Ein Kommentar von Mimke Lena Teichgräber
Während das Semester wieder begonnen hat, wird weiterhin diskutiert, ob Anwesenheit Voraussetzung für das Bestehen von Lehrveranstaltungen sein sollte oder darf. Menschen aus Politik und Forschung versuchen, Vor- und Nachteile der Anwesenheitspflicht anhand von Argumenten, Statistiken und Kriterien zu quantifizieren. Dabei geht es um mehr als nur da sein oder nicht da sein. Denn die Debatte ist durchdrungen von Annahmen über Ansprüche, Erfolgskriterien und ideale Studierende, die sich durch Entscheidungen oder Gesetze als folgenschwere Norm verfestigen können.

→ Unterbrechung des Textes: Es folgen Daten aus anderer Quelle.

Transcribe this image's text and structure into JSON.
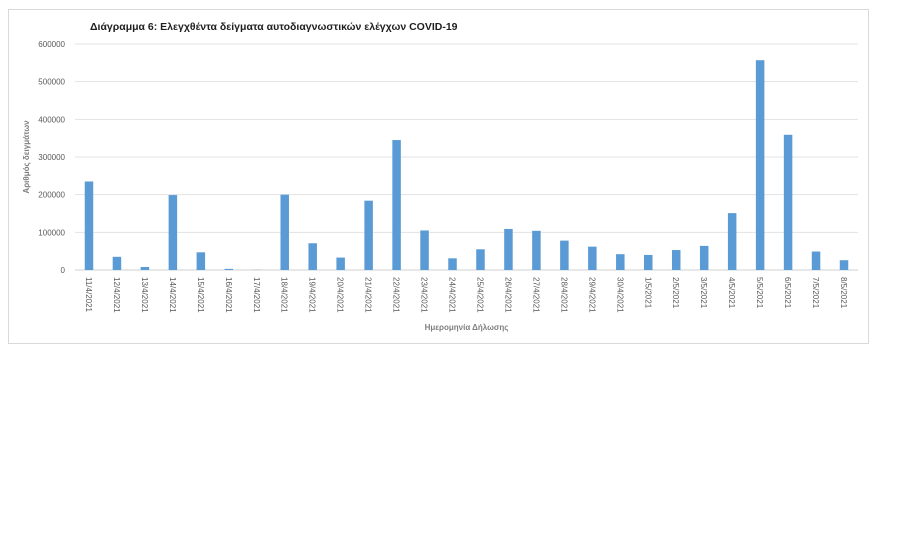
{
  "chart_data": {
    "type": "bar",
    "title": "Διάγραμμα 6: Ελεγχθέντα δείγματα αυτοδιαγνωστικών ελέγχων COVID-19",
    "xlabel": "Ημερομηνία Δήλωσης",
    "ylabel": "Αριθμός δειγμάτων",
    "ylim": [
      0,
      600000
    ],
    "yticks": [
      0,
      100000,
      200000,
      300000,
      400000,
      500000,
      600000
    ],
    "ytick_labels": [
      "0",
      "100000",
      "200000",
      "300000",
      "400000",
      "500000",
      "600000"
    ],
    "grid": true,
    "legend": "none",
    "bar_color": "#5b9bd5",
    "categories": [
      "11/4/2021",
      "12/4/2021",
      "13/4/2021",
      "14/4/2021",
      "15/4/2021",
      "16/4/2021",
      "17/4/2021",
      "18/4/2021",
      "19/4/2021",
      "20/4/2021",
      "21/4/2021",
      "22/4/2021",
      "23/4/2021",
      "24/4/2021",
      "25/4/2021",
      "26/4/2021",
      "27/4/2021",
      "28/4/2021",
      "29/4/2021",
      "30/4/2021",
      "1/5/2021",
      "2/5/2021",
      "3/5/2021",
      "4/5/2021",
      "5/5/2021",
      "6/5/2021",
      "7/5/2021",
      "8/5/2021"
    ],
    "values": [
      235000,
      35000,
      8000,
      199000,
      47000,
      3000,
      500,
      200000,
      71000,
      33000,
      184000,
      345000,
      105000,
      31000,
      55000,
      109000,
      104000,
      78000,
      62000,
      42000,
      40000,
      53000,
      64000,
      151000,
      557000,
      359000,
      49000,
      26000
    ]
  }
}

Was sind die aktuellen Kriterien und Ansprüche?
Eine zur Bewertung der Anwesenheitspflicht viel zitierte Arbeit sind Rolf Schulmeisters Studien zur Anwesenheit in Lehrveranstaltungen von 2015. Nach der Metaanalyse von über 158 Studien schrieb der Hamburger Pädagogik-Professor: „Die Mehrheit (149 Studien) kommt zu dem Ergebnis, dass ein hohes Maß an Anwesenheit in Lehrveranstaltungen zu besseren Leistungen führt und umgekehrt größere Fehlzeiten schlechtere Noten zur Folge haben.“ Die Kriterien dieser Studien waren Noten und Durchfallquoten, für die Schulmeister oft „Lernerfolg“ synonym verwendet. Indem er Lernerfolg und gute Noten gleichsetzt, formuliert er einen Anspruch, der einer Leistungsgesellschaft würdig ist. Solche Ansprüche sind häufig verborgen hinter wertenden Ausdrücken wie Erfolg, normal, gut oder ungenügend und beeinflussen unseren Alltag enorm.

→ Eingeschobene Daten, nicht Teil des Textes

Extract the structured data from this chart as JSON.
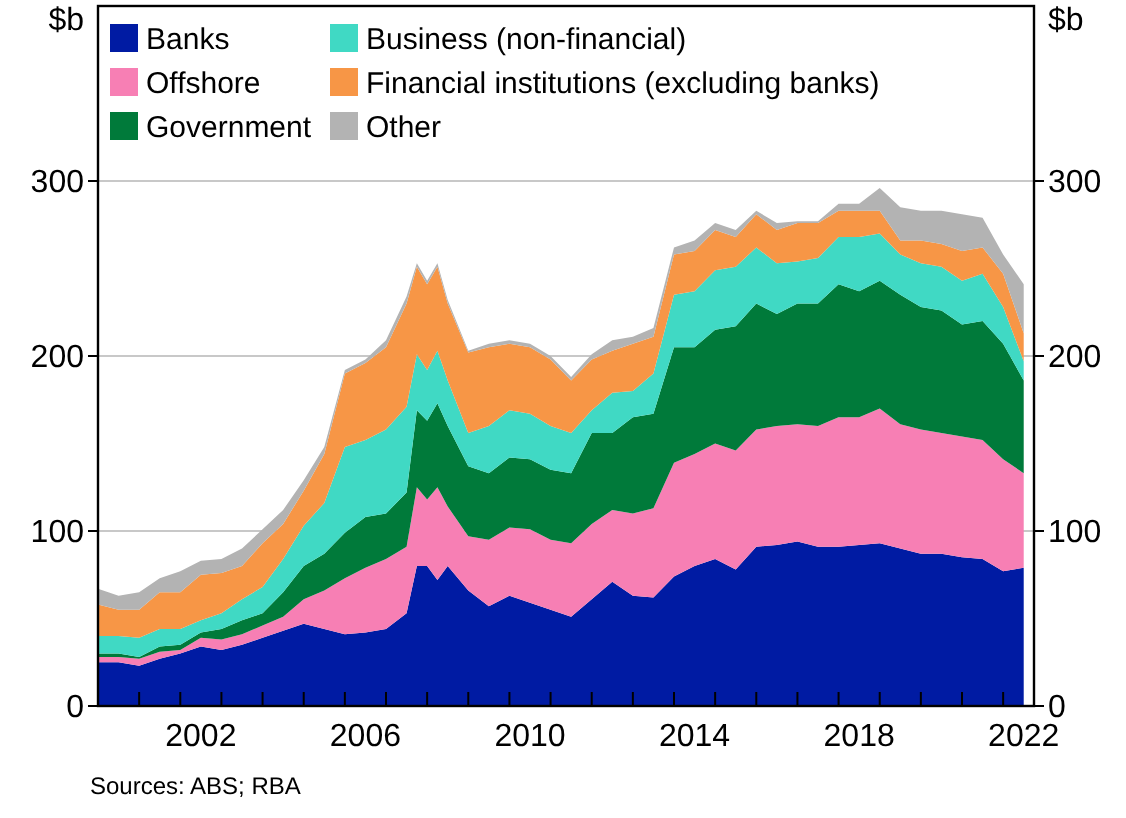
{
  "chart_data": {
    "type": "area",
    "stacked": true,
    "ylabel": "$b",
    "y2label": "$b",
    "annotations": [
      "Sources: ABS; RBA"
    ],
    "x": [
      2000,
      2000.5,
      2001,
      2001.5,
      2002,
      2002.5,
      2003,
      2003.5,
      2004,
      2004.5,
      2005,
      2005.5,
      2006,
      2006.5,
      2007,
      2007.5,
      2007.75,
      2008,
      2008.25,
      2008.5,
      2009,
      2009.5,
      2010,
      2010.5,
      2011,
      2011.5,
      2012,
      2012.5,
      2013,
      2013.5,
      2014,
      2014.5,
      2015,
      2015.5,
      2016,
      2016.5,
      2017,
      2017.5,
      2018,
      2018.5,
      2019,
      2019.5,
      2020,
      2020.5,
      2021,
      2021.5,
      2022,
      2022.5
    ],
    "series": [
      {
        "name": "Banks",
        "color": "#001ba3",
        "values": [
          25,
          25,
          23,
          27,
          30,
          34,
          32,
          35,
          39,
          43,
          47,
          44,
          41,
          42,
          44,
          53,
          80,
          80,
          72,
          80,
          66,
          57,
          63,
          59,
          55,
          51,
          61,
          71,
          63,
          62,
          74,
          80,
          84,
          78,
          91,
          92,
          94,
          91,
          91,
          92,
          93,
          90,
          87,
          87,
          85,
          84,
          77,
          79
        ]
      },
      {
        "name": "Offshore",
        "color": "#f77fb4",
        "values": [
          3,
          3,
          4,
          4,
          2,
          5,
          6,
          6,
          7,
          8,
          14,
          22,
          32,
          37,
          40,
          38,
          45,
          38,
          53,
          34,
          31,
          38,
          39,
          42,
          40,
          42,
          43,
          41,
          47,
          51,
          65,
          64,
          66,
          68,
          67,
          68,
          67,
          69,
          74,
          73,
          77,
          71,
          71,
          69,
          69,
          68,
          64,
          54
        ]
      },
      {
        "name": "Government",
        "color": "#007a3a",
        "values": [
          2,
          2,
          1,
          3,
          3,
          3,
          6,
          8,
          7,
          14,
          19,
          21,
          26,
          29,
          26,
          31,
          44,
          45,
          48,
          46,
          40,
          38,
          40,
          40,
          40,
          40,
          52,
          44,
          55,
          54,
          66,
          61,
          65,
          71,
          72,
          64,
          69,
          70,
          76,
          72,
          73,
          74,
          70,
          70,
          64,
          68,
          66,
          53
        ]
      },
      {
        "name": "Business (non-financial)",
        "color": "#40d9c4",
        "values": [
          10,
          10,
          11,
          10,
          9,
          7,
          9,
          12,
          15,
          19,
          23,
          29,
          49,
          44,
          48,
          49,
          32,
          29,
          30,
          26,
          19,
          27,
          27,
          26,
          25,
          23,
          13,
          23,
          15,
          23,
          30,
          32,
          34,
          34,
          32,
          29,
          24,
          26,
          27,
          31,
          27,
          23,
          25,
          25,
          25,
          27,
          21,
          11
        ]
      },
      {
        "name": "Financial institutions (excluding banks)",
        "color": "#f79646",
        "values": [
          18,
          15,
          16,
          21,
          21,
          26,
          23,
          19,
          25,
          20,
          20,
          28,
          42,
          44,
          47,
          59,
          50,
          49,
          48,
          44,
          46,
          45,
          38,
          38,
          38,
          30,
          29,
          24,
          27,
          21,
          23,
          23,
          23,
          17,
          19,
          19,
          22,
          20,
          15,
          15,
          13,
          8,
          13,
          13,
          17,
          15,
          19,
          16
        ]
      },
      {
        "name": "Other",
        "color": "#b3b3b3",
        "values": [
          9,
          8,
          10,
          8,
          12,
          8,
          8,
          10,
          8,
          8,
          6,
          4,
          2,
          2,
          4,
          4,
          2,
          2,
          2,
          2,
          1,
          2,
          2,
          2,
          2,
          2,
          3,
          6,
          4,
          5,
          4,
          6,
          4,
          4,
          2,
          4,
          1,
          1,
          4,
          4,
          13,
          19,
          17,
          19,
          21,
          17,
          11,
          28
        ]
      }
    ],
    "xlim": [
      2000,
      2022.75
    ],
    "xticks": [
      {
        "value": 2001,
        "label": null
      },
      {
        "value": 2002,
        "label": null
      },
      {
        "value": 2002.5,
        "label": "2002"
      },
      {
        "value": 2003,
        "label": null
      },
      {
        "value": 2004,
        "label": null
      },
      {
        "value": 2005,
        "label": null
      },
      {
        "value": 2006,
        "label": null
      },
      {
        "value": 2006.5,
        "label": "2006"
      },
      {
        "value": 2007,
        "label": null
      },
      {
        "value": 2008,
        "label": null
      },
      {
        "value": 2009,
        "label": null
      },
      {
        "value": 2010,
        "label": null
      },
      {
        "value": 2010.5,
        "label": "2010"
      },
      {
        "value": 2011,
        "label": null
      },
      {
        "value": 2012,
        "label": null
      },
      {
        "value": 2013,
        "label": null
      },
      {
        "value": 2014,
        "label": null
      },
      {
        "value": 2014.5,
        "label": "2014"
      },
      {
        "value": 2015,
        "label": null
      },
      {
        "value": 2016,
        "label": null
      },
      {
        "value": 2017,
        "label": null
      },
      {
        "value": 2018,
        "label": null
      },
      {
        "value": 2018.5,
        "label": "2018"
      },
      {
        "value": 2019,
        "label": null
      },
      {
        "value": 2020,
        "label": null
      },
      {
        "value": 2021,
        "label": null
      },
      {
        "value": 2022,
        "label": null
      },
      {
        "value": 2022.5,
        "label": "2022"
      }
    ],
    "ylim": [
      0,
      400
    ],
    "yticks": [
      0,
      100,
      200,
      300
    ],
    "y2lim": [
      0,
      400
    ],
    "y2ticks": [
      0,
      100,
      200,
      300
    ],
    "grid": "y",
    "legend": "top left"
  }
}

Ein Beispiel für Erfolg ist ein Abschluss nach Regelstudienzeit. 2016 schlossen in Deutschland nur 40 Prozent der Bachelorstudierenden und 29 Prozent der Masterstudierenden ihr Studium in Regelstudienzeit ab. Legt man also nur die Zeit bis zum Abschluss als Erfolgsmaß an, schließen weniger als die Hälfte der Studierenden ihr Studium mit Erfolg ab – trotz Zeugnis. Absurderweise kann dieser Anspruch insbesondere durch die BAföG-Regelungen und die Not der eigenen Finanzierung zu einem immensen Druck werden.

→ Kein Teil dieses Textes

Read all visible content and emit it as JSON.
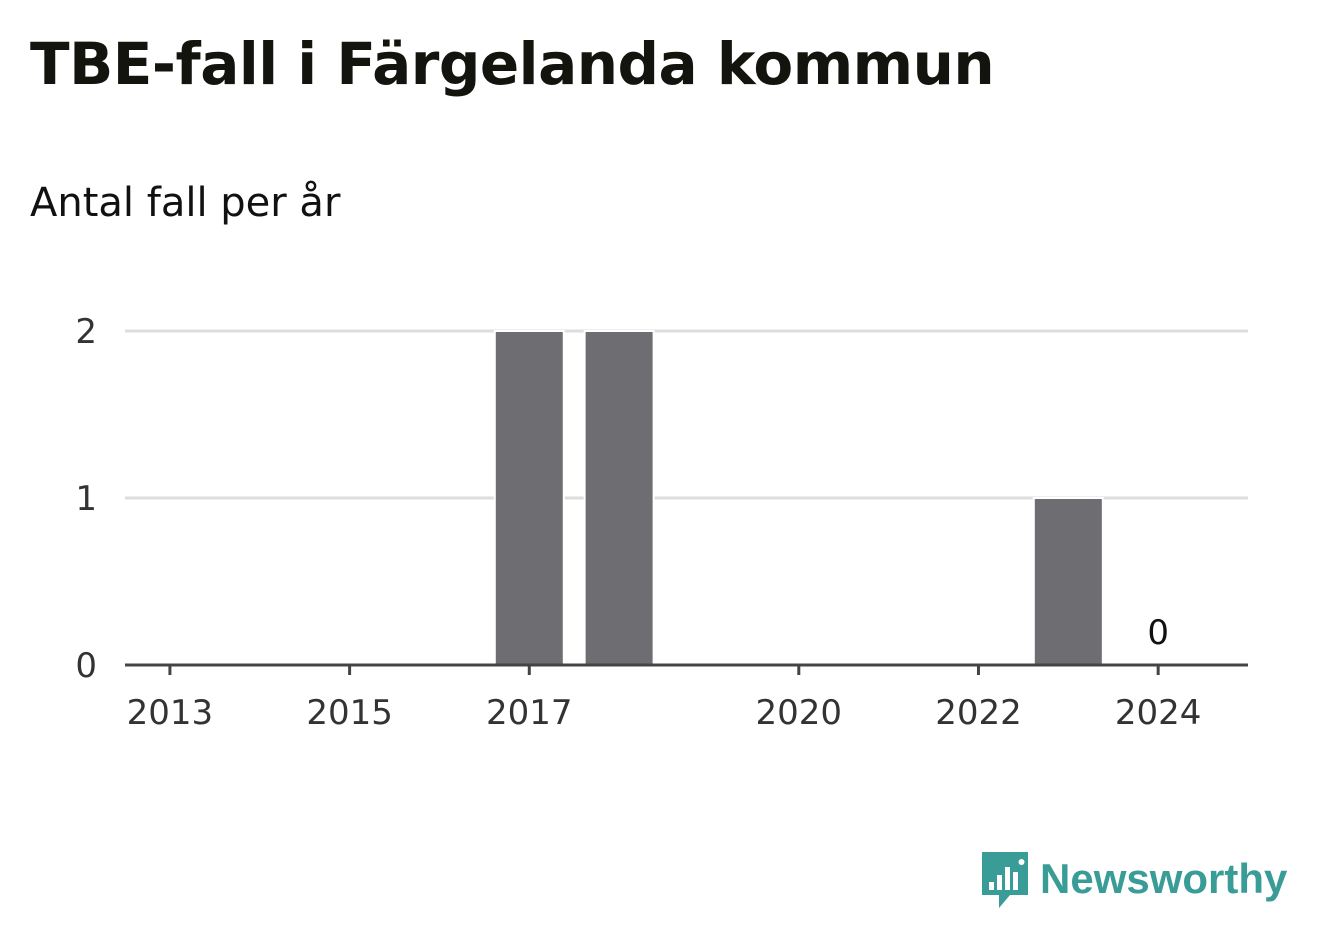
{
  "header": {
    "title": "TBE-fall i Färgelanda kommun",
    "subtitle": "Antal fall per år"
  },
  "chart_data": {
    "type": "bar",
    "x": [
      2013,
      2014,
      2015,
      2016,
      2017,
      2018,
      2019,
      2020,
      2021,
      2022,
      2023,
      2024
    ],
    "values": [
      0,
      0,
      0,
      0,
      2,
      2,
      0,
      0,
      0,
      0,
      1,
      0
    ],
    "xticks": [
      2013,
      2015,
      2017,
      2020,
      2022,
      2024
    ],
    "yticks": [
      0,
      1,
      2
    ],
    "ylim": [
      0,
      2
    ],
    "grid": true,
    "bar_color": "#6e6d72",
    "data_labels": [
      {
        "x": 2024,
        "label": "0"
      }
    ]
  },
  "branding": {
    "name": "Newsworthy",
    "color": "#3a9c96",
    "icon": "bar-chart-speech-bubble-icon"
  }
}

Welches Bild von Studierenden haben wir?
Studierende wie auch Nicht-(mehr-)Studierende reden gern und viel vom „faulen Studenten“. Memes, Videos und Zitate, die dieses Klischee unterstreichen, lauern an jeder Ecke und finden Glauben. Eine Verfestigung dieses Bildes von Studierenden sollte jedoch schon am unterschiedlichen Aufbau von Studiengängen, Universitäten und zahlreichen individuellen Faktoren scheitern. Denn jedes Studium kann potentiell Prokrastination und Stress, Freizeit und Zeitdruck, Begeisterung und psychische Zusammenbrüche beinhalten.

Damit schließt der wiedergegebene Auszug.